Um exemplo de hiperfoco é quando uma criança fica tão absorta em um livro ou videogame que não ouve os responsáveis chamando seu nome. Em adultos, a dificuldade de trocar de tarefa interfere em tarefas domésticas ou no trabalho, acarretando perdas de reuniões, compromissos e consultas.
Além disso, enquanto em estado de hiperfoco, indivíduos muitas vezes também se esquecem de comer ou usar o banheiro – sem perceber quando ou se estão com fome, sede ou “apertados”.

Na literatura sobre TDAH e TEA, o hiperfoco é frequentemente descrito de forma negativa. Embora não seja inerentemente prejudicial, se não for controlado, pode levar a problemas na escola, perda de noção do tempo, perda de produtividade no trabalho, e pode até desembocar no distanciamento de amigos e família.
Não é a primeira vez que isso acontece
Outros termos clínicos, também relacionados à saúde mental, têm sido usados indevidamente nas redes sociais. O TikTok tem uma infinidade de conteúdos chamando pessoas egoístas de narcisistas – não fazendo relação à figura da mitologia grega, mas de forma patológica.
O narcisismo, transtorno de personalidade que afeta de 0,5 a 1% da população, parece ser o sucessor do “TOC”. Essa sigla do Transtorno Obsessivo-Compulsivo é outro termo clínico, frequentemente usado indevidamente para se dizer que gosta de quadros alinhados e um quarto limpo.

Mais recentemente, o meme “não verbal” surgiu no TikTok e no X. Criadores e usuários utilizam “ficar não verbal” de forma humorística para descrever situações comuns, como uma bateria social descarregada.
Isso banaliza a experiência de indivíduos que realmente não falam ou falam muito pouco, particularmente aqueles com autismo. Mais uma vez, ao cooptar o termo e interpretar mal seu significado, cria-se um equívoco que estigmatiza a experiência real.
O mesmo se aplica ao meme dos “pensamentos intrusivos”, usado para descrever um impulso aleatório ou uma vontade passageira, como gritar em público ou pintar o cabelo. Ele se tornou popular devido à experiência comum de ter impulsos bizarros ou fora do padrão – mas deturpa o significado clínico dos pensamentos intrusivos.

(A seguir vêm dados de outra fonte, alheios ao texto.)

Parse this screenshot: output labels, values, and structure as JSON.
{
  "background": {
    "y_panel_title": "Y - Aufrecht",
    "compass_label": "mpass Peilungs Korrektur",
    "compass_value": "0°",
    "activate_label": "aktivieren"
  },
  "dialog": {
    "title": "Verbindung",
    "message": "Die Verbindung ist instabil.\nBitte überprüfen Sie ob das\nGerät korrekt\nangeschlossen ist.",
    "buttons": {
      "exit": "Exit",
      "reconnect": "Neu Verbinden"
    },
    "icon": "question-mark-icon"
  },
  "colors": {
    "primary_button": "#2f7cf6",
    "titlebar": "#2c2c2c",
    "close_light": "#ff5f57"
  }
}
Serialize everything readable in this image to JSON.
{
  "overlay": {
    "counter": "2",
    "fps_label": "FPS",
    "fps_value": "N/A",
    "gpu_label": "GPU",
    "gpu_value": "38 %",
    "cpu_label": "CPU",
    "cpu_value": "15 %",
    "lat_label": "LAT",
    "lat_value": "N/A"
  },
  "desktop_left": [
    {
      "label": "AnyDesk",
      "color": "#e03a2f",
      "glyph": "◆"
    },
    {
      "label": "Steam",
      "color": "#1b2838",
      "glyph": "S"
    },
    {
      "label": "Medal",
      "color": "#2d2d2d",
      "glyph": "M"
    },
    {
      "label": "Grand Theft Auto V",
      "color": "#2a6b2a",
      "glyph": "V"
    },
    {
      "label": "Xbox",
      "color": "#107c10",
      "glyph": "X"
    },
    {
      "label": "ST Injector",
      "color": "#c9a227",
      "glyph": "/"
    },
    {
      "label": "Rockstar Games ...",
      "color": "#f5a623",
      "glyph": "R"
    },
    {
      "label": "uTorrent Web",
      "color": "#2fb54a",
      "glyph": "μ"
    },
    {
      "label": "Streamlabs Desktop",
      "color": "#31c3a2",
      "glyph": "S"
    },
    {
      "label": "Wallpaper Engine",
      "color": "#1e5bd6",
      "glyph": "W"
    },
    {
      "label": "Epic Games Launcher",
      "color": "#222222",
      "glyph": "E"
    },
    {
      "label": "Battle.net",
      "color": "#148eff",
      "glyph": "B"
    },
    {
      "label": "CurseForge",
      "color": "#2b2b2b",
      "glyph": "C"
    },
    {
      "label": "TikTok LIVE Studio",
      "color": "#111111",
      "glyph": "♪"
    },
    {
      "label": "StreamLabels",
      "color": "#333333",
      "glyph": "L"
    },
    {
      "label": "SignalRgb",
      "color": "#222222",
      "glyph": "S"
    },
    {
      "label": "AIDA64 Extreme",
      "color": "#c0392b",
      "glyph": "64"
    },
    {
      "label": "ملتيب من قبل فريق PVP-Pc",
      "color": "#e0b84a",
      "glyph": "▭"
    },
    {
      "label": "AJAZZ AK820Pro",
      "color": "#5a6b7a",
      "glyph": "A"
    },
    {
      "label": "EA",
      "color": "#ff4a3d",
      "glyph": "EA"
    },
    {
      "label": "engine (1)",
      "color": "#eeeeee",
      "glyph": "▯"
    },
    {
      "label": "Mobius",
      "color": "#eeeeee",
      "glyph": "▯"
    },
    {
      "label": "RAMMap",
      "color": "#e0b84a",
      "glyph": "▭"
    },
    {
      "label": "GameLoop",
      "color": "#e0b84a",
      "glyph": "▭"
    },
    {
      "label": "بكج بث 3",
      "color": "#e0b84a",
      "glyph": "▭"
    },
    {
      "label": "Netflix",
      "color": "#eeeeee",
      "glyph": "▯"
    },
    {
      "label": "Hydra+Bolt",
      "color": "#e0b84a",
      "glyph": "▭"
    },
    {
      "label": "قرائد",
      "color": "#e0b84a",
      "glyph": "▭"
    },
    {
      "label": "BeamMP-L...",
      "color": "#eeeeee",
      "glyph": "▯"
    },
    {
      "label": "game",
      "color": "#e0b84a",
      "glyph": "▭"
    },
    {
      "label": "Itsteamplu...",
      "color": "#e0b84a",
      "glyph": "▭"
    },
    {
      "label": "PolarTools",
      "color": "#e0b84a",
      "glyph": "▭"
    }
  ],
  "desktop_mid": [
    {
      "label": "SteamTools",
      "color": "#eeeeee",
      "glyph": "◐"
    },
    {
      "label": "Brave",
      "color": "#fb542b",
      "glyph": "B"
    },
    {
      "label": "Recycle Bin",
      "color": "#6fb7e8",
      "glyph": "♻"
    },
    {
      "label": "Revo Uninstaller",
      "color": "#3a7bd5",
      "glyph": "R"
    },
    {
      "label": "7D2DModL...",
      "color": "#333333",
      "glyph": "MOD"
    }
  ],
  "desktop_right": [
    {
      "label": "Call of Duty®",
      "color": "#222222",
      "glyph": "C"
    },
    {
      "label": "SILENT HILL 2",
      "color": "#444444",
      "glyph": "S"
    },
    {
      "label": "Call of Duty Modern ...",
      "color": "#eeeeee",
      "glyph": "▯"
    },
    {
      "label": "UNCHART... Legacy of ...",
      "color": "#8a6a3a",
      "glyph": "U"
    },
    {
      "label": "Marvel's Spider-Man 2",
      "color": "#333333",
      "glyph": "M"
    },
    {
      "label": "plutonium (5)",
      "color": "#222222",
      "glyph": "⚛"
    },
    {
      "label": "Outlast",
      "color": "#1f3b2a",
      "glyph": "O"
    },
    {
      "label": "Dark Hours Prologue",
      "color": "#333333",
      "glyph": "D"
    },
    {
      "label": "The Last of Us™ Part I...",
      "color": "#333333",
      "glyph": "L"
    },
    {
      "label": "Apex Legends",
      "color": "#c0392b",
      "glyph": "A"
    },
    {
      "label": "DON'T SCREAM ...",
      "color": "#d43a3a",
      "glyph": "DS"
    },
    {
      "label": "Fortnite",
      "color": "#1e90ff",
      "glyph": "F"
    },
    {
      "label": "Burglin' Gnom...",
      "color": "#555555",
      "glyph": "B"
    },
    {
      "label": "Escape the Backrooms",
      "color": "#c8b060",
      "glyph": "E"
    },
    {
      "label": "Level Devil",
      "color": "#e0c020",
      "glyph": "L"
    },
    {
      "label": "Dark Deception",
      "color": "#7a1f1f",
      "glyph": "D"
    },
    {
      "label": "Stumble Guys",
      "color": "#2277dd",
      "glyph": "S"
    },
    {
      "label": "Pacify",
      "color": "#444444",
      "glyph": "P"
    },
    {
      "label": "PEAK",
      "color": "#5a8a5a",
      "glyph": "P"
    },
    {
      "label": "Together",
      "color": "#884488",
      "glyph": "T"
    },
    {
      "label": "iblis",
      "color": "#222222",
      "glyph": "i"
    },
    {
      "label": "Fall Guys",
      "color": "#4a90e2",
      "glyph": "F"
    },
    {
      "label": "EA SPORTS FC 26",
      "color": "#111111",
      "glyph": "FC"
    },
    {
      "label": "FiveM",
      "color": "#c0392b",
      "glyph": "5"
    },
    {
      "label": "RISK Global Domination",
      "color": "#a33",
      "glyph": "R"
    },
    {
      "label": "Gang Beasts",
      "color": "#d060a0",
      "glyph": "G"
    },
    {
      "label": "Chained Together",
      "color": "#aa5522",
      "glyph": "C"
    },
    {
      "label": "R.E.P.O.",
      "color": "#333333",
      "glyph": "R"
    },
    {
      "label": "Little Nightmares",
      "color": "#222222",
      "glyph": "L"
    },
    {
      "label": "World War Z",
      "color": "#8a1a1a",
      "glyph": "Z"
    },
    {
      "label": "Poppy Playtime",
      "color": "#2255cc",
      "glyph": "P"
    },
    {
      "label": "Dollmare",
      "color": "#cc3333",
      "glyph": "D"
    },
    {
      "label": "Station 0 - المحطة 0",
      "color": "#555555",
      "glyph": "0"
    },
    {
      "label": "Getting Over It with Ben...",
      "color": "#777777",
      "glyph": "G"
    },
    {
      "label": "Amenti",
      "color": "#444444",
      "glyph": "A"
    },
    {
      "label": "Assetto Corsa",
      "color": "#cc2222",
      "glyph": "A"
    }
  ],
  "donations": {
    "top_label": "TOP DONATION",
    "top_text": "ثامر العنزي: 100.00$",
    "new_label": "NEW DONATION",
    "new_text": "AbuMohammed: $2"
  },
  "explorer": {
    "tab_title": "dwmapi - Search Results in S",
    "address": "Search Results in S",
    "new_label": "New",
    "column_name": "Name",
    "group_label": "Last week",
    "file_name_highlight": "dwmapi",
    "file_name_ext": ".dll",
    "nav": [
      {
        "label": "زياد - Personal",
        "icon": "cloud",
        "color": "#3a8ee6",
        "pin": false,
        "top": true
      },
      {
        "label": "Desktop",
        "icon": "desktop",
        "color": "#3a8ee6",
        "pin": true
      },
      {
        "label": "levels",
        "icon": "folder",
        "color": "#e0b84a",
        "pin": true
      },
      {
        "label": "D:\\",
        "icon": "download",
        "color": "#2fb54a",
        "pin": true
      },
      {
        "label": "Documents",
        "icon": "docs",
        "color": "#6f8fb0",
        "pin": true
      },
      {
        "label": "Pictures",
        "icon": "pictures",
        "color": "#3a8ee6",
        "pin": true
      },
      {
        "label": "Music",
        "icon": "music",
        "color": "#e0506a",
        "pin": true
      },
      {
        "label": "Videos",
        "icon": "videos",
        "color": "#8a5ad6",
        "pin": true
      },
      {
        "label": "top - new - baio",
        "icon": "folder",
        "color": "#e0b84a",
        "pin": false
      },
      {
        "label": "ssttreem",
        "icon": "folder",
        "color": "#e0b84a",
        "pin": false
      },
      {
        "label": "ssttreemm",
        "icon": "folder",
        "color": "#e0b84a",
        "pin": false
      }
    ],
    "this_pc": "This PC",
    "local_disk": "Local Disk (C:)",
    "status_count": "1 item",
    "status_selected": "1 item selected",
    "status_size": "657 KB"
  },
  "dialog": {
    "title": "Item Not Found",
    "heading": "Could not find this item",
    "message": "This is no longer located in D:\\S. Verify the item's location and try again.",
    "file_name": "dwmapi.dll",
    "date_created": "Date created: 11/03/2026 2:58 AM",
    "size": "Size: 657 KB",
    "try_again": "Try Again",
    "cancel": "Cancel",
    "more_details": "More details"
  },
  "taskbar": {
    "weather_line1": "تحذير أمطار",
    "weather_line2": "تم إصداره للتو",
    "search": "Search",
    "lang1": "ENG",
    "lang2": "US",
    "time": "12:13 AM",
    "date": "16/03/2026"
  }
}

Na verdade, os pensamentos intrusivos são ideias indesejadas e muitas vezes repetitivas que entram em conflito direto com os valores fundamentais de uma pessoa. Esses pensamentos não são colocados em prática, mas podem causar ansiedade, vergonha e paralisia. Para muitas pessoas que vivem com TOC, agir de acordo com um pensamento intrusivo é o pior pesadelo.
O que você diz importa
Influenciadores ou criadores de conteúdo, e mesmo os usuários, precisam estar cientes das consequências de usar essa terminologia de forma frívola, especialmente quando há uma falta de compreensão do que significam.
Para não banalizar conversas sobre saúde mental, é importante estar atento ao tipo de conteúdo que criamos e consumimos, tomando decisões informadas e críticas antes de pular de cabeça nas tendências.